The retrospective comparative research study evaluated different management strategies for managing lung nodules incidentally detected on CT in clinical practice at Kaiser Permanente Washington in Seattle and the Marshfield Clinic in Marshfield, WI.
The study feeds into a long-simmering debate about overdiagnosis related to cancer screening, as well as associated harms and costs. Lung nodules are detected incidentally with CT in some 1.6 million people every year in the U.S., but only from 5% to 10% have cancer, the authors noted.
"Clinicians must balance the benefits of prompt lung cancer identification with the risks and costs of diagnostic testing," they wrote.
In the study, the researchers assessed whether management of incidental lung nodules was in line with guidelines at the start of the study period -- 2005 -- and modeled healthcare costs. Not surprisingly, they found a greater number of adverse events, higher radiation doses, and higher costs for management that was more intensive.
The study evaluated patients with incidentally detected lung nodules treated at the two facilities involved in the study between 2005 and 2015, where two-year follow-up data was available. Researchers determined whether practices were in accordance with 2005 Fleischner Society guidelines for managing small pulmonary nodules detected on CT scans.
In the intensely managed group, compared with those managed according to guidelines, researchers expected to see higher costs, radiation exposure, and adverse events, with similar outcomes in terms of the stage of diagnosis. Conversely, in the patients who were managed less intensively, they expected to see lower costs, lower exposure to radiation, and fewer adverse events, but perhaps more people diagnosed with later-stage disease.
Procedure-related adverse events and lung cancer diagnoses were assessed using ICD-9, ICD-10, and Current Procedural Terminology (CPT) codes. Radiation exposure was derived from the number of imaging studies per patient.
Out of the 5,057 with an incidentally detected lung nodule in the study, 38% were managed according to guidelines, 37% were managed less intensively, and 25% were more intensively managed.
Those who had more intensive management had an 8.1% higher rate of procedure-related adverse events compared with those managed according to guidelines. Furthermore, a post-hoc analysis showed that 72% of those who had a procedure-related adverse event did not have a lung cancer diagnosis within a two-year follow-up period.

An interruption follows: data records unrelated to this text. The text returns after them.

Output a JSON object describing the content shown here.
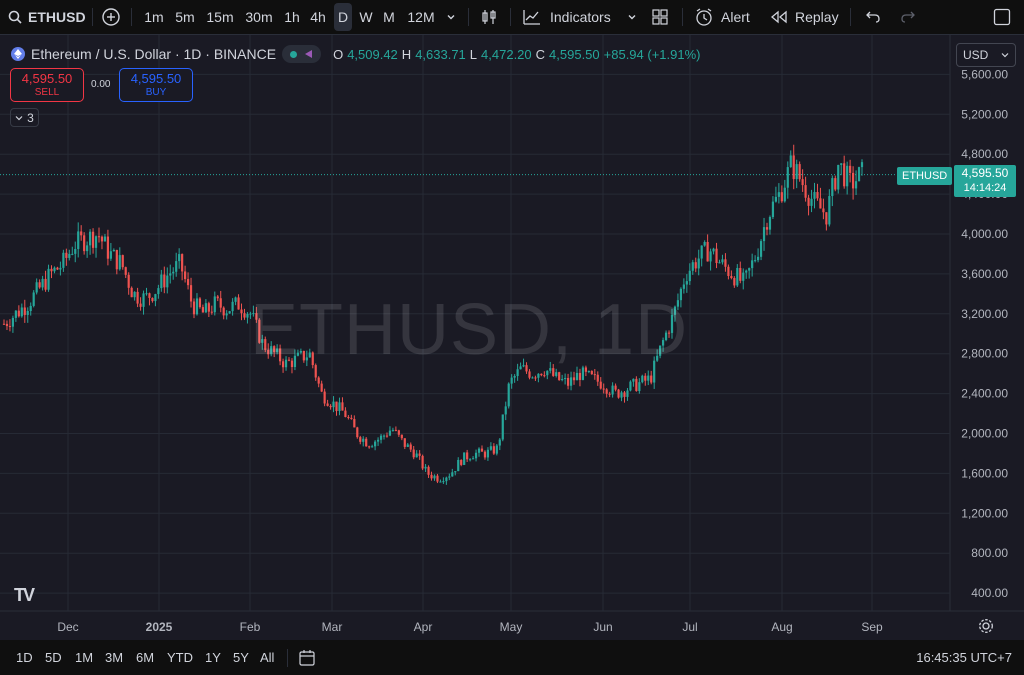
{
  "toolbar": {
    "symbol": "ETHUSD",
    "intervals": [
      "1m",
      "5m",
      "15m",
      "30m",
      "1h",
      "4h",
      "D",
      "W",
      "M",
      "12M"
    ],
    "active_interval": "D",
    "indicators_label": "Indicators",
    "alert_label": "Alert",
    "replay_label": "Replay"
  },
  "legend": {
    "title": "Ethereum / U.S. Dollar · 1D · BINANCE",
    "open_label": "O",
    "open": "4,509.42",
    "high_label": "H",
    "high": "4,633.71",
    "low_label": "L",
    "low": "4,472.20",
    "close_label": "C",
    "close": "4,595.50",
    "change": "+85.94 (+1.91%)"
  },
  "trade": {
    "sell_price": "4,595.50",
    "sell_label": "SELL",
    "spread": "0.00",
    "buy_price": "4,595.50",
    "buy_label": "BUY",
    "collapse_count": "3"
  },
  "currency": "USD",
  "price_tag": {
    "symbol": "ETHUSD",
    "price": "4,595.50",
    "countdown": "14:14:24"
  },
  "watermark": "ETHUSD, 1D",
  "colors": {
    "up": "#26a69a",
    "down": "#ef5350",
    "background": "#1a1a24",
    "grid": "#262a35"
  },
  "chart_data": {
    "type": "candlestick",
    "y_ticks": [
      "5,600.00",
      "5,200.00",
      "4,800.00",
      "4,400.00",
      "4,000.00",
      "3,600.00",
      "3,200.00",
      "2,800.00",
      "2,400.00",
      "2,000.00",
      "1,600.00",
      "1,200.00",
      "800.00",
      "400.00"
    ],
    "x_ticks": [
      "Dec",
      "2025",
      "Feb",
      "Mar",
      "Apr",
      "May",
      "Jun",
      "Jul",
      "Aug",
      "Sep"
    ],
    "ylim": [
      250,
      5750
    ],
    "last_price": 4595.5,
    "approx_closes": [
      3100,
      3200,
      3300,
      3450,
      3600,
      3700,
      3900,
      3950,
      4000,
      3800,
      3700,
      3400,
      3350,
      3450,
      3600,
      3700,
      3300,
      3200,
      3300,
      3250,
      3300,
      3200,
      2900,
      2800,
      2700,
      2750,
      2800,
      2400,
      2300,
      2200,
      2000,
      1900,
      1950,
      2050,
      1900,
      1800,
      1600,
      1550,
      1600,
      1750,
      1800,
      1800,
      1850,
      2500,
      2650,
      2600,
      2650,
      2550,
      2500,
      2600,
      2550,
      2500,
      2400,
      2450,
      2500,
      2550,
      2900,
      3200,
      3600,
      3750,
      3850,
      3700,
      3600,
      3500,
      3800,
      4200,
      4400,
      4700,
      4500,
      4300,
      4200,
      4700,
      4500,
      4600
    ]
  },
  "bottom": {
    "ranges": [
      "1D",
      "5D",
      "1M",
      "3M",
      "6M",
      "YTD",
      "1Y",
      "5Y",
      "All"
    ],
    "clock": "16:45:35 UTC+7"
  }
}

Other findings are presented in the table below.
Source: Farjah et al
|Adjusted 2-year health expenditure comparisons by intensity of nodule evaluation
||Less intensive vs. guideline concordant
||More intensive vs. guideline concordant
|Radiation exposure, mSv
|Health expenditures, 2017 US$
In fact, costs were estimated to be twice as high for patients whose nodule follow-up was managed more intensively than those managed less intensively -- about $20,000 compared with $11,000 over two years.
"Findings from this study underscore the need to increase the level of evidence that supports current guideline recommendations and decrease unnecessarily intensive diagnostic evaluations of lung nodules," Dr. Farhood Farjah, associate professor of surgery at the University of Washington, and colleagues reported.
The authors believe that the study shows potential harms to patients, which could support quality improvement initiatives.
"For instance, efforts to decrease radiation exposure by approximately 8 milliSieverts may prevent more than 267 radiation-related cancers among the estimated 400,000 people with an incidentally detected lung nodule each year who received more intensive nodule evaluations," they wrote.
However, there were a number of limitations in study design that made it difficult to gauge the impact on the stage of diagnosis for those who did get cancer. The percentage of those who got lung cancer was half the expected rate, and the study was not powered to show if more intensive management resulted in earlier diagnosis and if the reverse was true for less intensive management. The underpowering limited the researchers' ability to "detect small but potentially clinically important differences in stage III or IV lung cancer diagnoses across exposure groups," the authors explained.
Aside from the underpowering of the study, the authors also acknowledged that differences in safety and costs may have been overestimated. Nevertheless, they concluded that the findings have value in showing the use of guidelines in real-world practice and "will have implications for future investigations and quality improvement efforts."
Guidelines can help steer management in the right direction, but adherence varies a lot across practice environments.
"Barriers to adopting guideline-concordant nodule care exist at the patient, clinician, and health system levels, leading to calls for multilevel interventions that can increase guideline-concordant practices," Farjah et al wrote.